Love Calculator

Compatibility0%
MessageEnter both names

The love calculator is a light-hearted, for-fun tool that turns two names into a compatibility percentage between 1 and 99. It is purely an entertainment novelty: the score comes from a deterministic hash of the combined names, not from any real measure of a relationship. Enter two names and enjoy the result, then take it with a healthy pinch of salt.

How it works

  1. Type the first and second name into the two input fields.
  2. The calculator joins the names, lowercases them, removes spaces, and runs the text through a fixed character hash to produce a stable number.
  3. That hash is mapped to a score from 1 to 99 percent and paired with a playful compatibility message. The same two names always yield the same score because the process is deterministic, not random.

Worked example

A couple enters their two first names to see a compatibility score.

  1. The names are combined, lowercased, and stripped of spaces.
  2. A character-by-character hash converts the combined text into a number.
  3. The number is reduced to the 1-99 range and matched to a message band (for example, 80%+ shows "Amazing compatibility!").

A whimsical compatibility percentage between 1 and 99 with a matching message — for fun only.

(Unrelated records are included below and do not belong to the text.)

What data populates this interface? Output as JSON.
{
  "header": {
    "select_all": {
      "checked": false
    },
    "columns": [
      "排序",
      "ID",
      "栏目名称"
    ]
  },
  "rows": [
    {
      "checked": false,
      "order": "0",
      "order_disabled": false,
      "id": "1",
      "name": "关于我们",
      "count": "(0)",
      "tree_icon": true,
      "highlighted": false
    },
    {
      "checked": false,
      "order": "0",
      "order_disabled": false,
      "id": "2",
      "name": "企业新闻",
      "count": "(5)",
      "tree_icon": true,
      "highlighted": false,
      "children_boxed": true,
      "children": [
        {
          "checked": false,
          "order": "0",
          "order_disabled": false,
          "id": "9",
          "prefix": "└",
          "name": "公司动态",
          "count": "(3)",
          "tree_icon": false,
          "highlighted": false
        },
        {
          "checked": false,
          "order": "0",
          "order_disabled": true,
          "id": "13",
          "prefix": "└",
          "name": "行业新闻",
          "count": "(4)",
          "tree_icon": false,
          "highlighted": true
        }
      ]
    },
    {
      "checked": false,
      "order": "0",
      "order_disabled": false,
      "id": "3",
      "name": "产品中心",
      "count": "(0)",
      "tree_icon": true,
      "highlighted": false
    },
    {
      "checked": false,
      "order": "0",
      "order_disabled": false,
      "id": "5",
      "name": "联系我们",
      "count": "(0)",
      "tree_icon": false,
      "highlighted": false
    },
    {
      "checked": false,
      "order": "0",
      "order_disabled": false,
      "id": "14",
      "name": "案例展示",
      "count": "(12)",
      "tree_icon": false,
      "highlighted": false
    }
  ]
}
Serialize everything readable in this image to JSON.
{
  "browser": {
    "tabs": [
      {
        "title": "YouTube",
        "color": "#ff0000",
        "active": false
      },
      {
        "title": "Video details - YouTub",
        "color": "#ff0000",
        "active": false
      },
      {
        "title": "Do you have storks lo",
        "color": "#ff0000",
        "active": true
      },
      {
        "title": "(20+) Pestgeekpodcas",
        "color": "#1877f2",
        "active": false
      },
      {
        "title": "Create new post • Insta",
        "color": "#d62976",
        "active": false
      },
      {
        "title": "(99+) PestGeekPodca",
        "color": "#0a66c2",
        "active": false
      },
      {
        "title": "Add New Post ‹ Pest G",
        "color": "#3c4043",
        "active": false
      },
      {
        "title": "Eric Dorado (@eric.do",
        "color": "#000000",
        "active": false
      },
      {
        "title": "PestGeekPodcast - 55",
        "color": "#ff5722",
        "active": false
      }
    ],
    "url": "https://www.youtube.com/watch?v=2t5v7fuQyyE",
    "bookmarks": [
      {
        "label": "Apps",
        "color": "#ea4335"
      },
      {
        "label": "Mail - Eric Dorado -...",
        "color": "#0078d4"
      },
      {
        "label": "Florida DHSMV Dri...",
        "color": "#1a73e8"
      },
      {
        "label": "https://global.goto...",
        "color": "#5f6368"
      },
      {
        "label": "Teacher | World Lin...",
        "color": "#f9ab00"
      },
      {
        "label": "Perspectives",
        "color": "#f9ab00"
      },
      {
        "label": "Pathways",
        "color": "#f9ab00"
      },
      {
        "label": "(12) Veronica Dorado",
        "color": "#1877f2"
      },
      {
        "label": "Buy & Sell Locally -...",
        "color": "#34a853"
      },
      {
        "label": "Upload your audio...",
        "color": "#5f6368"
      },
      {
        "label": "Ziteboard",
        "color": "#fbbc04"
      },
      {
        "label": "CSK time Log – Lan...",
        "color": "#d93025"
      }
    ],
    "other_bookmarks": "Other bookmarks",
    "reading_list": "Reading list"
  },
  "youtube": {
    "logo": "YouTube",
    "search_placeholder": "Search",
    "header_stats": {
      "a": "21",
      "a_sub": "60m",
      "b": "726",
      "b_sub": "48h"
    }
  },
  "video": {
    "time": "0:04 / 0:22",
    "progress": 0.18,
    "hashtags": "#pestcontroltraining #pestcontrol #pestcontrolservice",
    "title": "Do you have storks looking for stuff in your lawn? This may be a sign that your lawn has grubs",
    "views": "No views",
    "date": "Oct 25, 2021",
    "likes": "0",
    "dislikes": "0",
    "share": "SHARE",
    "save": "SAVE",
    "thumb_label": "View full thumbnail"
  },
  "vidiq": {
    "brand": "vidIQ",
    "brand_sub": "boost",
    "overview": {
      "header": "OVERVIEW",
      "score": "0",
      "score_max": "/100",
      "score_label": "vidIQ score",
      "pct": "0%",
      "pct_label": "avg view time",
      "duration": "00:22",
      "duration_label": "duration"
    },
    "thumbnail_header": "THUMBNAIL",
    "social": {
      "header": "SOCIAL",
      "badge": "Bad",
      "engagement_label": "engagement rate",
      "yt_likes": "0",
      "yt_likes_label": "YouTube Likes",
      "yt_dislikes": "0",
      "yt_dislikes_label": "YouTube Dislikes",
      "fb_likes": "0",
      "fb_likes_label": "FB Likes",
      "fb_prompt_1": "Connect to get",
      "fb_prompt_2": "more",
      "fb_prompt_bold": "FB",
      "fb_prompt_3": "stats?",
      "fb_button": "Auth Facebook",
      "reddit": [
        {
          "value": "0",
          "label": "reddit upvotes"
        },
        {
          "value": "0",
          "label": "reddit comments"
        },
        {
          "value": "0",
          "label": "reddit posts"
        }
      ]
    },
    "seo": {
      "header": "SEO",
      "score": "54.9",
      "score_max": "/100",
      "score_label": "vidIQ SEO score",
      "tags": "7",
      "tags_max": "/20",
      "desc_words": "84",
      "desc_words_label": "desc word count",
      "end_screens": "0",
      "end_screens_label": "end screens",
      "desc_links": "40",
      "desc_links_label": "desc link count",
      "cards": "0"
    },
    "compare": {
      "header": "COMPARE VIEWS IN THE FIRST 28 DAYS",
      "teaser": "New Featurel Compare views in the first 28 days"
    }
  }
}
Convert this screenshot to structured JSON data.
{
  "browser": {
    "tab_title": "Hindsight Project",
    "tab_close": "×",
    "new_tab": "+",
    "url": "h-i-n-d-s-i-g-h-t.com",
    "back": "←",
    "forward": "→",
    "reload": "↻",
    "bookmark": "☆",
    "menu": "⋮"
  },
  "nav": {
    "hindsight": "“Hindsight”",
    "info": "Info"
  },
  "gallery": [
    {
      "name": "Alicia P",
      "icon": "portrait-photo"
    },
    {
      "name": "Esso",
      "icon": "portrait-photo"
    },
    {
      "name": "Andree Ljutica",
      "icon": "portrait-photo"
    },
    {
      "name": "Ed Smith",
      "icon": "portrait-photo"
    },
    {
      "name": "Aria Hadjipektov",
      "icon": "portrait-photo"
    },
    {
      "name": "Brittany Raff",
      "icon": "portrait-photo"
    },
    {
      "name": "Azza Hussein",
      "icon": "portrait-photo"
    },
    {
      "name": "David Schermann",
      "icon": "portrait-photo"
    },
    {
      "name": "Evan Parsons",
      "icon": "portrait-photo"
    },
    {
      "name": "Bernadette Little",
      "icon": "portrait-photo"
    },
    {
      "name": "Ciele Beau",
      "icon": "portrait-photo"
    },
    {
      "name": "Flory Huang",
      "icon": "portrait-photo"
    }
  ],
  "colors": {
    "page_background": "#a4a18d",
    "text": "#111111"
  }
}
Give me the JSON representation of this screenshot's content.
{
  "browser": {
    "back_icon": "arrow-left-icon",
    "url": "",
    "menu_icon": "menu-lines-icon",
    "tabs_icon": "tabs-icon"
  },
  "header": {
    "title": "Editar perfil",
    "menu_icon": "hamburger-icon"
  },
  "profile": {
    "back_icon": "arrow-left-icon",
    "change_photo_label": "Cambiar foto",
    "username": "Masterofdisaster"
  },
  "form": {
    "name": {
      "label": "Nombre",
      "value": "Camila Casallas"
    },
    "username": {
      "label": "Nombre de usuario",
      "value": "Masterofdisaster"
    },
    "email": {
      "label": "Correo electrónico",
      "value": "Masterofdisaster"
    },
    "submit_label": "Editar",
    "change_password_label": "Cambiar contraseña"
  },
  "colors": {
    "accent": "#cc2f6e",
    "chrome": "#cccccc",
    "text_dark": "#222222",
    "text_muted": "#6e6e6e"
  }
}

Frequently asked questions

Is the love calculator scientifically accurate?
Not at all. It is an entertainment toy that derives a number from the letters in two names. It has no basis in psychology or relationship science and should never be used to judge a real relationship.
Why do the same names always give the same score?
The result is deterministic, not random. The calculator hashes the combined, lowercased, space-free names, so identical inputs always produce the identical percentage every time you run it.
Does the order of the names change the result?
Yes, slightly. The names are concatenated before hashing, so entering "Alex and Sam" can hash differently than "Sam and Alex" and may produce a different score.
What does the percentage actually represent?
It is just a number bucketed into friendly message bands — low, moderate, good, or amazing compatibility. The bands are there to make the result fun to read, nothing more.